Legend tells us that a town existed near the site of Lecce right back at the time of the Trojan Wars, though this is hard to verify. What is sure, however, is that the town was taken over by the Romans in the 3rd century BC. Evidently not caring much for its position, they moved it 3km north, began developing its potential and renamed it Licea.

The Emperor Hadrian spent considerable time and resources fortifying it (he loved building walls remember!) and oversaw the building of an archetypally straight Roman road linking the town to the coast (at modern day San Cataldo, about 10km away). The town's stature was assured with the construction of a 25,000-seater amphitheatre and a theatre.

With the fall of Rome, Lecce eventually came under the control of Byzantium in 549 and it remained thus until the arrival of the Normans in the 11th century. It prospered greatly as part of the Kingdom of Sicily and from 1053 to 1463 it was one of the most important towns in southern Italy. 

The early 17th century saw a new invasion, but this time of a cultural variety: the Baroque! Over the course of a hundred or so years, the town changed face almost completely. Existing churches and buildings were given makeovers and many new ones were built by ambitious young architects whose fantasy new no bounds. Baroque Lecce was born and most still survives to wow visitors.

Sights to see while strolling through Lecce's lovely streets 

Piazza del Duomo is a real treat, surrounded, as it is, by some delightful buildings. The Duomo itself was built originally in 1144 but with the arrival of the Baroque zealots in the mid-17th century it was given a facelift and a 70m-high bell tower was added for good measure.

The Basilica di Santa Croce has one of the finest and most intricate Baroque facades in Italy. The level of detail is quite stunning and the evident perfectionism of its creators most probably contributed to the building's exceptionally long period of gestation: it took over 200 years to complete before it was finally opened for worship in 1695.

The Church of Saints Niccolo’ and Cataldo is a fascinating Norman church built by King Tancred of Sicily in 1180. The façade was significantly embellished with statues and other decorative art in the early 1700s, but the impressive original portal fortunately remained. The result is a fascinating mix of Norman austerity and Italianate Baroque fussiness.

Cafés, bars and restaurants flank the streets offering refreshments and front row seats from which to observe the comings and goings of the locals as they go about their daily business.
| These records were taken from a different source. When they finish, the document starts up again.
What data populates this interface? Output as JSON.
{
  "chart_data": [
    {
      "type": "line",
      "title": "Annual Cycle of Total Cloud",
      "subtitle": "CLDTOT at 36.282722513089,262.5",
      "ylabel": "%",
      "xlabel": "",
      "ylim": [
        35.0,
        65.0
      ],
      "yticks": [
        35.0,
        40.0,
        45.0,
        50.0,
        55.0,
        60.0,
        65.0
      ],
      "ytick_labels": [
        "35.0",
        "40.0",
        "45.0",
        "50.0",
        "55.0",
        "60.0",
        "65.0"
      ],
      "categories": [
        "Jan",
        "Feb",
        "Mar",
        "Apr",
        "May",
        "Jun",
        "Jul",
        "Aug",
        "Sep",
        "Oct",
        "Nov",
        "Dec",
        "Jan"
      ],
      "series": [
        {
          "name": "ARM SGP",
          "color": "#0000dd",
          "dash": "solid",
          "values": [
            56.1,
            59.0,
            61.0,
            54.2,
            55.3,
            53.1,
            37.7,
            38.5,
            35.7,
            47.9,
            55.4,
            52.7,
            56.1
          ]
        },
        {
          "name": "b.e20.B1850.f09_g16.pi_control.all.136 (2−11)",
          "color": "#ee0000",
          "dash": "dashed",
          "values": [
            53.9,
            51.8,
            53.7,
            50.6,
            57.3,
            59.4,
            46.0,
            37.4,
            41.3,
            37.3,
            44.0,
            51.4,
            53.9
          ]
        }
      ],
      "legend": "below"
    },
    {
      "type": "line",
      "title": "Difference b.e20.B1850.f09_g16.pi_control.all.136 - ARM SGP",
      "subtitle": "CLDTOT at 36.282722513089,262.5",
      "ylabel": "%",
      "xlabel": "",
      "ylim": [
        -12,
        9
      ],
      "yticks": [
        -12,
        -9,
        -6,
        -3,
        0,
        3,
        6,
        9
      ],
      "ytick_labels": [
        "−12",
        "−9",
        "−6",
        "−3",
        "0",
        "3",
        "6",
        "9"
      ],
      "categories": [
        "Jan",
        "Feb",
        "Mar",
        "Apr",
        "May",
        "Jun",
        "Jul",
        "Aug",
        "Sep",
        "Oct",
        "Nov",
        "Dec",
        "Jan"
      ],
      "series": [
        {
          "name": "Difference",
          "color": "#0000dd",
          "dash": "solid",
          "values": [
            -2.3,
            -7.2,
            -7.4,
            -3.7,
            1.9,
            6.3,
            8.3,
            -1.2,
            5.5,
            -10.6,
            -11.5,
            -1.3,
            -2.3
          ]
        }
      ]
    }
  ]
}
The Statue of Saint Oronzo: Saint Oronzo is the beloved patron saint of Lecce. The column from which his statue surveys the old town centre of Lecce was originally one of two that signalled the end of the Roman Via Appia in Brindisi. It arrived in Lecce in the 17th century as a gift from the people of Brindisi, who believed that their neighbour's patron Saint had interceded on their behalf and save their town from the plague.

Under the gaze of Saint Oronzo's statue is Lecce's Roman amphitheatre, built at the end of the 2nd Century BC. A series of earthquakes, bombardments and unfortunate town-planning initiatives meant that it remained buried and forgotten until after the 2nd World War, when excavations began. About two thirds of the arena were uncovered and archaeologists have calculated that it would have measure some 100x80m with a capacity of around 25,000 spectators.

Il Castello di Carlo V: Charles V, Holy Roman Emperor and King of Spain (just two of his many titles), inherited vast swathes of Europe, including the south-east of Italy. Plagued by attacks from the bothersome Ottomans, he ordered a series of towers and fortifications to be built along the coast of Puglia. One such work was the castle in Lecce, built between 1539 and 1549 on the site of an existing Norman fortress. Its muscular ramparts belie the beauty of the interiors, which feature a delightful central courtyard and a series of halls decorated to suit the tastes of a Holy Roman Emperor. Today the castle plays host to cultural and artistic events.

A quintessentially southern Italian town, bursting with piazzas and palazzi, Lecce's old town centre is a wonderful setting for the strolling visitor. Cafés, bars and restaurants flank the streets offering refreshments and front row seats from which to observe the comings and goings of the locals as they go about their daily business.